On Tuesday, New London goes to the polls to decide the fate of our latest budget and proposed tax increase. Personally, I plan to vote no, and here's why:
The published, proposed budget lacks several important bits of information to allow for a comprehensive analysis of our financial situation. When I purchased my home, I knew my interest rate, loan terms and down payment amount. I read the fine print. Before signing on any dotted line, I asked question after question and made certain, to the best of my responsible ability, to know exactly what we agreed to and to avoid any avoidable pitfalls. This budget fails to provide, for example, details on debt service or fines and penalties. Both stand as significant line items and both remain unexplained. Councillors and the general public requested this information but received nothing concrete. Voting on assumptions and guesses, much like blindly signing on to buy a home or a car or take a job without complete information, is irresponsible.

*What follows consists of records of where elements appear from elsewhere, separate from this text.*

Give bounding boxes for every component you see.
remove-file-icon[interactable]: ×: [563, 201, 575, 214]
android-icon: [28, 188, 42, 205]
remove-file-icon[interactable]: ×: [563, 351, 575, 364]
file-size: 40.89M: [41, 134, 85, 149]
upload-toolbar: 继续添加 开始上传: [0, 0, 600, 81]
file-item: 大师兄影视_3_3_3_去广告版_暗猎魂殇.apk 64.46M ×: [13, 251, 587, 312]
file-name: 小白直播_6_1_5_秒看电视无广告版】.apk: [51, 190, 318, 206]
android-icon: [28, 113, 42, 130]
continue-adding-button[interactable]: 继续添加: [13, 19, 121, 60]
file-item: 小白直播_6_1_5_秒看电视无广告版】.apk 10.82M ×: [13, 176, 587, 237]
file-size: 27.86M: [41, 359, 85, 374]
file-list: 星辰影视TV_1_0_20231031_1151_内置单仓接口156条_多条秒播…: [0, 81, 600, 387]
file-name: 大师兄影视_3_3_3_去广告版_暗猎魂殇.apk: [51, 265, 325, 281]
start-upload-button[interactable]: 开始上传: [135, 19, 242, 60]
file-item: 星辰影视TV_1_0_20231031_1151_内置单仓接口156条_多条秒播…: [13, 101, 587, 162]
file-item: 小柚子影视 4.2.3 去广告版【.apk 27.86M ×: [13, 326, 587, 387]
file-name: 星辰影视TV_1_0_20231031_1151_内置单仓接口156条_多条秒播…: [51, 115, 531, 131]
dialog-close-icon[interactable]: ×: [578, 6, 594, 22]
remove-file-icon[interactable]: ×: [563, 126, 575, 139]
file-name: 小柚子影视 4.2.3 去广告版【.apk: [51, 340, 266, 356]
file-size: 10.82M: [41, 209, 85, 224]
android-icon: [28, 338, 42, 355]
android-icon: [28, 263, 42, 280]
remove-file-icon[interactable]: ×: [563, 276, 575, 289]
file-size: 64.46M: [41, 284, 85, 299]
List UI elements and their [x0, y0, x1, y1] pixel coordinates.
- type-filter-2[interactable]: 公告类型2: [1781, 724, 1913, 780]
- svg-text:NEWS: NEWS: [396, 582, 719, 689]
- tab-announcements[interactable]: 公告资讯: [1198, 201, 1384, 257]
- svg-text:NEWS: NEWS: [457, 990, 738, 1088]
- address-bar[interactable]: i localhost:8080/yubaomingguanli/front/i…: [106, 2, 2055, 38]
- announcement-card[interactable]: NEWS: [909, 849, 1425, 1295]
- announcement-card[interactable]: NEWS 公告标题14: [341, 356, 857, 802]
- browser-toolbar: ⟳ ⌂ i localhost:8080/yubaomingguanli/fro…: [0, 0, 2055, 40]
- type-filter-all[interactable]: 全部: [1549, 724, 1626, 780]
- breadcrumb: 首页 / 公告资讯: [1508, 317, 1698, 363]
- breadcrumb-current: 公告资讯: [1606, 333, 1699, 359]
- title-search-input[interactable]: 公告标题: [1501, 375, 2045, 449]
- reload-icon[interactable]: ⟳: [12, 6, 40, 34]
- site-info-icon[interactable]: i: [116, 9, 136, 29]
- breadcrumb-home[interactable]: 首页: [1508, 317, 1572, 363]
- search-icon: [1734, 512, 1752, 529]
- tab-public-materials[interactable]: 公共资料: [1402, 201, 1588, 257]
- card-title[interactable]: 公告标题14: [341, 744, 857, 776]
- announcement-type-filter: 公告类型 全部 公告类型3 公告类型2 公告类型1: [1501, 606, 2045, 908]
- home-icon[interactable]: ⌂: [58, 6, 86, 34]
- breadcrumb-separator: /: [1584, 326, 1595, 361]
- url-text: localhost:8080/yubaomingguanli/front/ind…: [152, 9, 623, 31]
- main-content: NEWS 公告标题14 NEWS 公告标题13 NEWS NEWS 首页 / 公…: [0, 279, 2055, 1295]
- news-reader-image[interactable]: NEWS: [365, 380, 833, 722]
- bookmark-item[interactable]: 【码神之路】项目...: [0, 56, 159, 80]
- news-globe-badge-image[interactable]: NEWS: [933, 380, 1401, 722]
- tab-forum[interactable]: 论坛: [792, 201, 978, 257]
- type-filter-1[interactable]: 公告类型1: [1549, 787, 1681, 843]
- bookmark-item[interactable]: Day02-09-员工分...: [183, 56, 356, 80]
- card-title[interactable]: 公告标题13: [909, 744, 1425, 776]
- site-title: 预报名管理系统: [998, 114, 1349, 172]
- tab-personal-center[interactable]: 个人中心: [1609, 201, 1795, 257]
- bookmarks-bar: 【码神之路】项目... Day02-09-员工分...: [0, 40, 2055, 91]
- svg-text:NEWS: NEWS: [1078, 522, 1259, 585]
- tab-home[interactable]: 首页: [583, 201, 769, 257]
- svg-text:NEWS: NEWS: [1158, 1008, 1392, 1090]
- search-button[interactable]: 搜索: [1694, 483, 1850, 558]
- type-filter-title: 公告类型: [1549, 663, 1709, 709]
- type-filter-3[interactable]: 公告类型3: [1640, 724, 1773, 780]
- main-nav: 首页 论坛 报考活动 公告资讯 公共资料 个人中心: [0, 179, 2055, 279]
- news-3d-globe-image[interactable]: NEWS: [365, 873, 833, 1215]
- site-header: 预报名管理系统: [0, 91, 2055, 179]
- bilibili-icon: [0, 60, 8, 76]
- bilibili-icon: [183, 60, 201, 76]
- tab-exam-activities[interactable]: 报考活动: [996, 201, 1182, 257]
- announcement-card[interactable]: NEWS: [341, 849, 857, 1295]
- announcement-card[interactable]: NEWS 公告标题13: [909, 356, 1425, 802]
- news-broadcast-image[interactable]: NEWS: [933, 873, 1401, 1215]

Mayor Finizio declares this budget "bare bones". In our household, times are tight. We take daily measures, sometimes involving difficult decisions, to ensure our fiscal solvency. Why should New London city departments be held to a different standard? Essentially, our Mayor proposes slashing funding to Parks and Recreation by half, but not cutting more from his own, overstaffed department. Simply stating the budget requires no further trimming doesn't make it so. Rather than attempted scare tactics of closed senior centers and bi-weekly trash pickup (a change only possible by a charter revision), why not pick some lower lying fruit, like expensive car allowances or review employee expense reports, for example.
A common theme surrounding this referendum, often spoken by Mayor Finizio himself, is that a past mismanagement of money by former city councils created such dire straits and the city must take swift action now. The fact checking jury is still out on that statement, but how does a failure to plan on the city's part suddenly create an involuntary financial emergency for me? Let me put it another way; if I fail to pay a bill, do I make my children fork over the late payment? Of course not. I make a mistake, and, as the responsible adult, I suffer the consequences rather than passing it along to others.
As a resident of New London for over a decade, a property owner, someone who works in New London, and a proud parent of 2 children who attend New London public schools, this vote severely impacts my life, my livelihood, and possibly my ability to maintain residence in a city I've come to love and call home. Making the most informed decision means nothing is left to chance or assumption. Accountability and transparency should be the order of the day, and always in New London. Vote NO for the referendum on September 18th.